Proper forklift inspections are the key to a safe and productive forklift fleet. They also ensure that both operators and pedestrians are working in a safe environment. One component failure on a forklift can result in significant product or facility damage, or even worse, injury or death. This guide is put together with information directly from OSHA, which gives clear guidance on how to thoroughly inspect a lift truck before it is put into service each shift.
29 CFR 1910.178(Q)(7)
OSHA requires that all forklifts be examined at least daily before being placed in service. Forklifts used on a round-the-clock basis must be examined after each shift. [29 CFR 1910.178(q)(7)]
The operator should conduct a pre-start visual check with the key off and then perform an operational check with the engine running. The forklift should not be placed in service if the examinations show that the vehicle may not be safe to operate.
Remember! A vehicle in need of repair, defective or in any way unsafe should not be driven and should be taken out of service immediately. Any problems should be recorded on the appropriate documents and reported to a supervisor.
Before starting your vehicle, conduct a pre-operation (or pre-start) inspection that checks a variety of items, including but not limited to:
- Fluid levels -- oil, water, and hydraulic fluid.

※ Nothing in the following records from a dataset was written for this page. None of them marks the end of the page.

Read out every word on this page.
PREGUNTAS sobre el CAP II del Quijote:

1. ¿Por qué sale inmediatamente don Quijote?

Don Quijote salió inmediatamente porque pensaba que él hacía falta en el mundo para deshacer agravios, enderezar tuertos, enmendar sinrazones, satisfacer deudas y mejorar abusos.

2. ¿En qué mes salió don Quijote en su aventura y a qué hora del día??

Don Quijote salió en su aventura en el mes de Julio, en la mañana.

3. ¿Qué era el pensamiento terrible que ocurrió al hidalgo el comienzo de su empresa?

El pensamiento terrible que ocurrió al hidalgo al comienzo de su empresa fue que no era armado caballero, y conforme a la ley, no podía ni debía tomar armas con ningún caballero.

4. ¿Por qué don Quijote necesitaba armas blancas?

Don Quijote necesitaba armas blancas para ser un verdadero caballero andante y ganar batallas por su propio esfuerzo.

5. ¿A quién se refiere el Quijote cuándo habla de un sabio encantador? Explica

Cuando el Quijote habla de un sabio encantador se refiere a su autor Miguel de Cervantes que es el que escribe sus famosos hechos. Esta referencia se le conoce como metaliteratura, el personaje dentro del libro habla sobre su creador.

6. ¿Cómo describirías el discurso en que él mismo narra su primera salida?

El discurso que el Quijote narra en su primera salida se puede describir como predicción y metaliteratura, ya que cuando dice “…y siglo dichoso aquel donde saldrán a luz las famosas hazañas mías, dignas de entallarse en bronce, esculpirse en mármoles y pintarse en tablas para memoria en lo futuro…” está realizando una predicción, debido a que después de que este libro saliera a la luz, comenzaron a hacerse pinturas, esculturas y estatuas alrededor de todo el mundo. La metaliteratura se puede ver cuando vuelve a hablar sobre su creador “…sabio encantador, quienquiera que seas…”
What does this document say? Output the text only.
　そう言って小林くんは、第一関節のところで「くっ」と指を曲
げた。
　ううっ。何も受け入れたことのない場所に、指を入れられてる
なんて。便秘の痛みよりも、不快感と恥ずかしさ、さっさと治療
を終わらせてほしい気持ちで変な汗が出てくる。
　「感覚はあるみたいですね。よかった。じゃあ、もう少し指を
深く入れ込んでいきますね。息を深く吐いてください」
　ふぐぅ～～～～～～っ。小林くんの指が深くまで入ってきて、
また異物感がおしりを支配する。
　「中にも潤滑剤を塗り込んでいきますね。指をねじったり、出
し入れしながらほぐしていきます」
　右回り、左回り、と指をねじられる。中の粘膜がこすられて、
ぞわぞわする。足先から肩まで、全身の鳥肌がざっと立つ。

- Leaks, cracks or any other visible defect including hydraulic hoses and mast chains. NOTE: Operators should not place their hands inside the mast. Use a stick or other device to check chain tension.
- Tire condition and pressure including cuts and gouges.
- Condition of the forks, including the top clip retaining pin and heel.
- Load backrest extension.
- Finger guards.
- Safety decals and nameplates. Ensure all warning decals and plates
are in place and legible. Check that information on the nameplate matches the
model and serial numbers and attachments.
- Operator manual. Check that it is both on the truck and legible.
- Operator compartment. Check for grease and debris.
- All safety devices are working properly including the seat belt.
In addition to this general inspection, additional items should be checked depending on the forklift type (electric or internal combustion, including liquid propane).
These include but are not limited to:
- Cables and connectors for frayed or exposed wires
- Battery restraints
- Electrolyte levels
- Hood latch
Note: Always use personal protective equipment such as a face shield, rubber apron, and rubber gloves when checking electrolyte.
INTERNAL COMBUSTION FORKLIFTS
- Engine oil
- Brake reservoir
- Engine coolant
- Air filter
- Belts and hoses
- Hood latch
- Liquid Propane Forklifts
- Properly mounted tank
- Pressure relief valve pointing up
- Hose and connectors
- Tank restraint brackets
- Tank for dents and cracks
- Tank fits within profile of truck
Note: Always use personal protective equipment such as a face shield, long sleeves, and gauntlet gloves when checking liquid propane tanks and fittings.
After completing the pre-operation inspection, operators should conduct an operational inspection with the engine running. This inspection includes:
- Accelerator linkage
- Inch control (if equipped)
- Drive control: forward and reverse
- Tilt control: forward and back
- Hoist and lowering control
- Attachment control
- Back-up alarm (if equipped)
- Hour meter
REQUIREMENTS AND RECOMMENDED PRACTICES
The OSHA powered industrial truck standard [29 CFR 1910.178] lists a number of conditions under which a forklift must be removed from service. If the operator notes these conditions while driving, the operator must stop, park the vehicle and get assistance.
- Any powered industrial truck not in safe operating condition shall be removed from service. All repairs shall be made by authorized personnel. [29 CFR 1910.178(q)(1)]
- Defects must be immediately reported and corrected. [29 CFR 1910.178(q)(7)]
- Any vehicle that emits hazardous sparks or flames from the exhaust system shall be immediately removed from service, and not returned to service until the cause for the emission of such sparks and flames has been eliminated. [29 CFR 1910.178(q)(8)]
- When the temperature of any part of any truck is found to be in excess of its normal operating temperature, thus creating a hazardous condition, the vehicle shall be removed from service and not returned to service until the cause for such overheating has been eliminated. [29 CFR 1910.178(q)(9)]
- No truck shall be operated with a leak in the fuel system until the leak has been corrected. [29 CFR 1910.178(p)(4)]
Remember, it may seem time consuming to thoroughly inspect your lift trucks each shift. But the facts show that a forklift fleet that is routinely inspected and serviced properly is more productive, reduces accidents and maintenance costs and improves the bottom line of your company over the long haul.